On dit que les souvenirs les plus précieux s'impriment comme la lumière sur la peau : le rayon de soleil qui caresse la joue au réveil, l'odeur du café qui traverse la maison, le froissement d'un rideau qui danse avec le vent du matin.

Ce matin-là, tout est parfait. D'une perfection fragile, de celle qu'on ne reconnaît qu'après l'avoir perdue.

Je m'appelle Elios. J'ai vingt-trois ans, un diplôme tout neuf en poche, et des parents qui m'aiment comme on aime quand on sait que l'essentiel n'est pas dans ce qu'on possède mais dans ce qu'on donne. Mon père s'appelle Simon, ma mère Noémie. Ils sont modestes, simples, et pourtant ils m'ont offert le plus grand des luxes : grandir dans la certitude d'être aimé.

Ce matin-là, le monde a encore ses couleurs. Je ne sais pas encore que certains matins sont des adieux déguisés.

La voix de ma mère glisse sous ma couverture comme une caresse.

– Debout, mon soleil, murmure-t-elle en posant sa main sur ma joue, douce, tiède, un peu rugueuse à cause des travaux ménagers.

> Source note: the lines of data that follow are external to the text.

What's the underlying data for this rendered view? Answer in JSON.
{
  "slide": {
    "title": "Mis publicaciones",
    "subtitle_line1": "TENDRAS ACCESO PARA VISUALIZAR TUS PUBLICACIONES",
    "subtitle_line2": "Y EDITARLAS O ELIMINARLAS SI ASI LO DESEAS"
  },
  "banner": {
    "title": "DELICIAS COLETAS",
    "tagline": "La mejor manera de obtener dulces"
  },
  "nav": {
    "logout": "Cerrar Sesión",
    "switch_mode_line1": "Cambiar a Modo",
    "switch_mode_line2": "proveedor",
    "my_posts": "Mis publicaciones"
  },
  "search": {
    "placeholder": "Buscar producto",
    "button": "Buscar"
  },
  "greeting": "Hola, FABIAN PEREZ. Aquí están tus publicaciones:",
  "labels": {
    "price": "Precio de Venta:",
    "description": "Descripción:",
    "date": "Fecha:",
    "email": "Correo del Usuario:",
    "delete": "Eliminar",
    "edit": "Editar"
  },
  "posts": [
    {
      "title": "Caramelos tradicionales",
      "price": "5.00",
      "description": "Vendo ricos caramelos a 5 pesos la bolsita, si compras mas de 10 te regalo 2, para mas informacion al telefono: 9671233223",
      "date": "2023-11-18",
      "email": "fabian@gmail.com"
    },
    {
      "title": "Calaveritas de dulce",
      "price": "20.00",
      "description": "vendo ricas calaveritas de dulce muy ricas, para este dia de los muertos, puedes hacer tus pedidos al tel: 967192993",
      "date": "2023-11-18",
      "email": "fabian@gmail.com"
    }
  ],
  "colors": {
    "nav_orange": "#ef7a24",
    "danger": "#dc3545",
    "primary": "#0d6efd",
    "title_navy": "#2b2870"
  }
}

J'ouvre les yeux. Elle est là, penchée sur moi, ses cheveux attachés en chignon désordonné, son tablier fleuri noué à la taille, ce sourire qu'elle n'a que pour moi.

– Ton père a encore laissé brûler les œufs, poursuit-elle. Viens sauver la cuisine avant qu'il ne mette le feu à la maison.

– J'arrive, générale, réponds-je, la voix encore pâteuse de sommeil mais le cœur déjà réveillé par cette certitude tranquille que tout va bien, que tout ira bien, que rien ne pourra jamais ébranler ce bonheur simple.

Je descends en t-shirt et pantalon de pyjama, les pieds nus sur le carrelage frais. Mon père est là, penché sur la poêle comme s'il tentait de résoudre une équation dont il aurait perdu les variables. Il s'appelle Simon. Il a les mains grandes et le rire facile, et ce matin-là il est en train de transformer des œufs en charbon.

– Ah, voilà le chef ! s'écrie-t-il en se redressant, fier comme un artiste qui présente son œuvre. Regarde ce désastre. C'est de l'art moderne.

– C'est du charbon, papa.

– Bah, tout est question de perspective !

Nous éclatons de rire tous les trois. Ma mère pose la cafetière sur la table, mon père attrape une mangue, et je m'assois entre eux, à ma place, celle que je n'ai jamais changée depuis l'enfance. Celle d'où je peux voir les deux en même temps.

Dans la cuisine, Noémie me sert mon chocolat chaud préféré, avec deux tartines beurrées qu'elle a découpées en forme de cœur. Elle les pose devant moi comme on dépose un secret.

– Tu n'es pas trop grand pour un peu d'amour de maman, hein ?

– Jamais, réponds-je en mordant dans le cœur de pain. Tu cuisines comme une reine.

– Et moi alors ? proteste Simon en mordant dans sa mangue, le jus dégoulinant sur son menton.

– Toi, tu m'apprends la vie. J'attrape une serviette et je la lui tends. Mais Maman… elle me la rend douce.

Ils éclatent de rire. Et moi, à cet instant précis, j'ai envie de figer le temps, de garder cette image pour toujours : mon père avec sa mangue et son sourire, ma mère avec ses mains sur la table, la lumière du matin qui danse sur leurs visages.

C'est ça, notre routine. Simple. Profondément vivante. Chaque repas est une fête, chaque jour une bénédiction qu'on ne pense même pas à compter.

Le petit-déjeuner se déroule comme un ballet. Noémie dépose les assiettes, Simon lit un article à voix haute en gesticulant, et moi je regarde la scène en souriant, mon sac déjà sur l'épaule, prêt à partir pour le campus.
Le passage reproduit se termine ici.